When food provides less energy than is needed for immediate consumption, the body's defense mechanism is to burn the fat stored in the body and at the limit the muscles (catabolize) to have energy for vital functions.

Animals such as bears have this process occurring seasonally in their lives, in periods with greater food supply (summer) they accumulate fat to be burned later (for example in winter when they hibernate).

The Problem of Carbohydrate Consumption

The process of turning fat into energy is what makes you lose weight. But just like building muscle, your body will react to the training, to the stimulus.

People who don't use fat as an energy source make it very difficult for their body to process its own fat, becoming lazy and preferring the easy energy of carbohydrates.

The body is built to give preference to burning fat before muscle in the absence of energy, but the consumption of exaggerated carbohydrates can even make this order reverse.

Carbohydrates not only make the body lazy to process fat, but in general they are low-protein foods, even reducing muscle formation.

What we observe when walking on the streets are obese and flabby people, and these people, when trying to go on diets (if not stomach surgeries), end up feeling exaggerated hunger, nausive, and never able to lose weight. This is because their bodies are not able to process fat, there is almost no muscle to burn, and the calorie deficit leaves them under extreme energy stress.

The way to treat obesity is to establish a correct diet.

Before trying to lose weight, the first step is to get the body used to processing fat, prefer foods rich in fat and at the same time in protein, and increase their presence in meals, while decreasing carbohydrates, without entering a calorie deficit. This alone will generate a feeling of hunger to the body unable to process fat, and it has to be a slow and gradual process, the greater presence of proteins will help in the muscle formation of the person with the outdated diet.
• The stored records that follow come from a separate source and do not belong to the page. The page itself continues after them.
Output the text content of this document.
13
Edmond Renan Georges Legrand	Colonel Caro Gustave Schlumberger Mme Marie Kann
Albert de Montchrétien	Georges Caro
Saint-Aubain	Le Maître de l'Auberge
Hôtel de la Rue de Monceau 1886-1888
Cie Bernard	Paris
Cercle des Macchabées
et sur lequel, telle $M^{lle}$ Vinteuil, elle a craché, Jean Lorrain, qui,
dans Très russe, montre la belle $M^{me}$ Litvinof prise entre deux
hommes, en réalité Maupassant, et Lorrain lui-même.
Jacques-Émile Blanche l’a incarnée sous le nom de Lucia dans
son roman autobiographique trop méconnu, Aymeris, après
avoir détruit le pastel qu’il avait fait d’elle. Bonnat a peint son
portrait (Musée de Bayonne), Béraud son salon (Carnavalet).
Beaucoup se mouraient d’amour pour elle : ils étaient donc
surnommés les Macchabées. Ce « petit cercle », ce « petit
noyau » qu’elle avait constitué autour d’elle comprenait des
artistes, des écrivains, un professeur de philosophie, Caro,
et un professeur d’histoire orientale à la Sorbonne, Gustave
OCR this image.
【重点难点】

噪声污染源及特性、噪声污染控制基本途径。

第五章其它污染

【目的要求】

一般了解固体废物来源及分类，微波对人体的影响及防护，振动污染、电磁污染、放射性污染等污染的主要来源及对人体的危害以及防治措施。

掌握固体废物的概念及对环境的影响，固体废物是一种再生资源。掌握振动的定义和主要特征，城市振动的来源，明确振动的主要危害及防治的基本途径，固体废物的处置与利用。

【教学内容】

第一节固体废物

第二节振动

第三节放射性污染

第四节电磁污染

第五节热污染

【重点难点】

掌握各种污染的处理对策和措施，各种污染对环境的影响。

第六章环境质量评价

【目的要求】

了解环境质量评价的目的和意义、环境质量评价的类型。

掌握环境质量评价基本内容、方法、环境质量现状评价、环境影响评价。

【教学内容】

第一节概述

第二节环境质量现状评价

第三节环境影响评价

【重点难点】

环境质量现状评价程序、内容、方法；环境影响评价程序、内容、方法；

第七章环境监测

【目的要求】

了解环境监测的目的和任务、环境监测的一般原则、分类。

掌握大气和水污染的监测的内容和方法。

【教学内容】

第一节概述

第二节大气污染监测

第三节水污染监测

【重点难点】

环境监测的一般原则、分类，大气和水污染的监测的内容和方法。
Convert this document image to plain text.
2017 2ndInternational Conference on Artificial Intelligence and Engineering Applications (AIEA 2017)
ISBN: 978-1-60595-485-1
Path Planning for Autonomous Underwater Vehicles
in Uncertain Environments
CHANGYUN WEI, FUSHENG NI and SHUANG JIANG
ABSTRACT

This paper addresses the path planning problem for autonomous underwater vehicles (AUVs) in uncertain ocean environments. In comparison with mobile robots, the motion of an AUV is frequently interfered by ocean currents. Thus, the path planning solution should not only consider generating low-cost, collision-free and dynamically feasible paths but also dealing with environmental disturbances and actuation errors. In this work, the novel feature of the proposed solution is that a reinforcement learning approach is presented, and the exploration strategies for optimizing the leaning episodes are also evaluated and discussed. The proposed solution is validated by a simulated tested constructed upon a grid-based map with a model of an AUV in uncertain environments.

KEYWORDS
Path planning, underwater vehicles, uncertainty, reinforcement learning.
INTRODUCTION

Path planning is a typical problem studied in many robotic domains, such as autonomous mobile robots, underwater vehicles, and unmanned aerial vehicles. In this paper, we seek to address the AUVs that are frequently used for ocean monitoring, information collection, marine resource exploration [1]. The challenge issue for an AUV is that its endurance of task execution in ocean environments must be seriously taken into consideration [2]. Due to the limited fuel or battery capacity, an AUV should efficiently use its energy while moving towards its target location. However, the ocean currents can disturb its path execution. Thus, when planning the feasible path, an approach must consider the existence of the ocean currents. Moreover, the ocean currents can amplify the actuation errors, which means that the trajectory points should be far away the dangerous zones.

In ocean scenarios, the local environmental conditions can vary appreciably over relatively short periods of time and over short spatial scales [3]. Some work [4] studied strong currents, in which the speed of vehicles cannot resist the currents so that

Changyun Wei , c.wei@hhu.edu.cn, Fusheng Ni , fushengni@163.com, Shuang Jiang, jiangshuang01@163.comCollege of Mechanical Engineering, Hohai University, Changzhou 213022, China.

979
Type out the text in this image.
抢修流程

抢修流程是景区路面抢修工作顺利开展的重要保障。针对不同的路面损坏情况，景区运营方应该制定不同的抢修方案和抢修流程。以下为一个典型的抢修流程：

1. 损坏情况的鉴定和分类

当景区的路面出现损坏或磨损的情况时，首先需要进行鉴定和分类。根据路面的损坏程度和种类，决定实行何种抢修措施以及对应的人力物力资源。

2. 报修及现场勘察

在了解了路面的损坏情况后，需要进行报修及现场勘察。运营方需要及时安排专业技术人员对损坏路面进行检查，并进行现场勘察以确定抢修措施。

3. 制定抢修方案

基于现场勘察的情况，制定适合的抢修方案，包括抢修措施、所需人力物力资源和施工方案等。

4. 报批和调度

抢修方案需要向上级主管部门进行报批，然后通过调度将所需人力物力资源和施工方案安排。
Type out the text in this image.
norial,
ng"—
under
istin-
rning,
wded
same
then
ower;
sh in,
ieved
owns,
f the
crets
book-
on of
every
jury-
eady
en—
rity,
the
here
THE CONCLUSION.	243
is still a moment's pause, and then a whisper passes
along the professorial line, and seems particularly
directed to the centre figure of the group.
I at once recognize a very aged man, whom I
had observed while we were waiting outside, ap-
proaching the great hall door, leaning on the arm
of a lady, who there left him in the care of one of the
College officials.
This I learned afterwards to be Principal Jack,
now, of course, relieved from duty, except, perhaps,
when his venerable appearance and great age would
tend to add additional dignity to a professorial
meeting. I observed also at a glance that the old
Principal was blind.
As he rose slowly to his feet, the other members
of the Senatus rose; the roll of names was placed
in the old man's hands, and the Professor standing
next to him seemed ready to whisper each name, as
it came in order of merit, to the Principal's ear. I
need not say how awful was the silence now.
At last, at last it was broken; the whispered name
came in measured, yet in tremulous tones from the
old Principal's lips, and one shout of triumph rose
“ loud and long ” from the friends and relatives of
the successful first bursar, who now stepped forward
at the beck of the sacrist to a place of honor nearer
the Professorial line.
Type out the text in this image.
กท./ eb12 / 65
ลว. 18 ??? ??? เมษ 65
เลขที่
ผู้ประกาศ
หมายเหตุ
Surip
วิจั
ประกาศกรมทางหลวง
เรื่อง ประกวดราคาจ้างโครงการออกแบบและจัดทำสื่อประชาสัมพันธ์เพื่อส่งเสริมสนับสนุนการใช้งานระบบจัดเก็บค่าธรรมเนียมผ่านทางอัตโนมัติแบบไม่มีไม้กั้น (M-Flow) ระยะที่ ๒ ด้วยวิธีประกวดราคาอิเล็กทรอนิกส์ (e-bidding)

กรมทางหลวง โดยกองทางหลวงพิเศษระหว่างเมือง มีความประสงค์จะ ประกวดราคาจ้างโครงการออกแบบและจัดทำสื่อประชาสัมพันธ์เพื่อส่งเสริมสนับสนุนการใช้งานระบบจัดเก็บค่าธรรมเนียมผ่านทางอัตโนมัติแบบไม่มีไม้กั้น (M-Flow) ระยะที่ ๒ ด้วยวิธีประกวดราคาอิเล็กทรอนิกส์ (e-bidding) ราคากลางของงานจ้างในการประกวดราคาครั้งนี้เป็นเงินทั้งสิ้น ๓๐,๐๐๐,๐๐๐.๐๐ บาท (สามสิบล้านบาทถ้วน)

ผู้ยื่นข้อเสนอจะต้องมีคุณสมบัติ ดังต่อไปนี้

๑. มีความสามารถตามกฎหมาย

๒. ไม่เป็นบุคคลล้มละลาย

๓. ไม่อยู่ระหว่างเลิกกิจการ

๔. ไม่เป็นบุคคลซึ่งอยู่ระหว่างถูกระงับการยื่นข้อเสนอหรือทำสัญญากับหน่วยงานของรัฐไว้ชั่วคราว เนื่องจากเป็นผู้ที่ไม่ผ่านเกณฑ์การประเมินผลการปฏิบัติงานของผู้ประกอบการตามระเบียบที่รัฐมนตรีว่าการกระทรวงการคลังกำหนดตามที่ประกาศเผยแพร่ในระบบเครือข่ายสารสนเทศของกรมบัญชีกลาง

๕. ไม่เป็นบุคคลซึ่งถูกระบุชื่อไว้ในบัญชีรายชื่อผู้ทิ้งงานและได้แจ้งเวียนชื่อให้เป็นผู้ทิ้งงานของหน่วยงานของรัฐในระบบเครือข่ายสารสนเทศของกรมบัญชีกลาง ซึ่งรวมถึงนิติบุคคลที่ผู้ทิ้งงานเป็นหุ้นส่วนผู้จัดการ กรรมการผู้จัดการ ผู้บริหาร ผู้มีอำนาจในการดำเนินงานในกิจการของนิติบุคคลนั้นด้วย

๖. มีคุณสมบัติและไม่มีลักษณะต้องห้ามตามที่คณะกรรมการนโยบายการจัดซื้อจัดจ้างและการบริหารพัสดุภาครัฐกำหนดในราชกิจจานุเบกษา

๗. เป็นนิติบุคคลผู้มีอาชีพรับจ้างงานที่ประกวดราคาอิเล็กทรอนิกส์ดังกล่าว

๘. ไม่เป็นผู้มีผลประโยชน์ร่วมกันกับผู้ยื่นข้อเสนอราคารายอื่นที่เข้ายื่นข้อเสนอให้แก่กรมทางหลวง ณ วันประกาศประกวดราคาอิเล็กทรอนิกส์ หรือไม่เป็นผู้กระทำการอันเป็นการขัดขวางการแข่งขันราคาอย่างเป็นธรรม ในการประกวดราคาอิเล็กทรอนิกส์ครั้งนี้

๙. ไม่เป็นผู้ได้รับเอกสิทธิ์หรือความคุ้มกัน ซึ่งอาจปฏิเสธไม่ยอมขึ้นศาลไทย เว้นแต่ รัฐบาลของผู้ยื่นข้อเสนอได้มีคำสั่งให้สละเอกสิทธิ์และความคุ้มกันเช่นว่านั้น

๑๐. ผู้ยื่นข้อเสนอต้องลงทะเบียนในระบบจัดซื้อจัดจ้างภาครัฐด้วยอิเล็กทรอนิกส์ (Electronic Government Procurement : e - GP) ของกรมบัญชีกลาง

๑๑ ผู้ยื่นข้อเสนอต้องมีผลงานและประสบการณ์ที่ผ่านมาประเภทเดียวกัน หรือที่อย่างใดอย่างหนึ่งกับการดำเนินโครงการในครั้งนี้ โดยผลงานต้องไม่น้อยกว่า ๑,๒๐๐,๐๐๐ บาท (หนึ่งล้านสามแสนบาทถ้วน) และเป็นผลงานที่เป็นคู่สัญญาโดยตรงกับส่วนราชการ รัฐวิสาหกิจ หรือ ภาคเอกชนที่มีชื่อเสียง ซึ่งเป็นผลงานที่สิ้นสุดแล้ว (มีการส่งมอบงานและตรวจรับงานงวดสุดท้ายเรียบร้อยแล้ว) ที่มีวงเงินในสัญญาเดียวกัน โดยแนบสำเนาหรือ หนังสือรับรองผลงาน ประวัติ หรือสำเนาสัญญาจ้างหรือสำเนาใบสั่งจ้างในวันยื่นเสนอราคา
With the body accustomed to the consumption of fat, fatty foods will become pleasurable and the feeling of hunger will decrease or cease, at that time a slight calorie deficit will work, and if combined with strength training, the results will be even more aggressive, as muscle building will help in the weight loss process.

Cardio training is the last step, and presents a risk to people with obesity or muscle lag, and should only be started after having made good progress in the previous stage.

The ideal is to be able to reach a point where there is the presence of strength and cardio exercises in the weekly routine, the main source of energy being fat, which will give the necessary proteins, and lower to a minimum level if not zero carbohydrates.

The recommendation is to feel your body, and the sensations of hunger and weakness, when you are lacking in carbohydrates prefer to consume them in the form of fruits or natural foods and avoid sugars and foods that do not spoil at all costs.

Olive oil and butter are especially effective at easily increasing calories from fats and reducing carbohydrates, and when you're confident about taking that step, go overboard with both by removing as many carbs as possible.

Even for athletes it is possible, without problems, to follow (and even highly recommended) this diet, only combining it with carbohydrates in the moments before and during training and competitions according to the feeling of weakness. Fat has even better results than carbohydrates in long races where energy consumption is higher and less intense.

The salt contained in food is not a problem, the replacement of mineral salts is necessary for the body and it is not uncommon for long-distance athletes to carry salt capsules, showing the importance of balancing mineral salts for the correct functioning of the body.

This type of diet has been shown to be effective against cancer, and the simplistic logic is that cancer cells are defective cells that reproduce, and the fact that they are defective implies that they will have difficulty feeding themselves in the most complex process the mitochondria, taking energy from fat, following this principle this diet starves cancer cells.

Remove all your prejudices against eggs, red meat, pork. No matter who you are or your lifestyle, only consume carbohydrates at the bare minimum, and that minimum is much lower than you might think.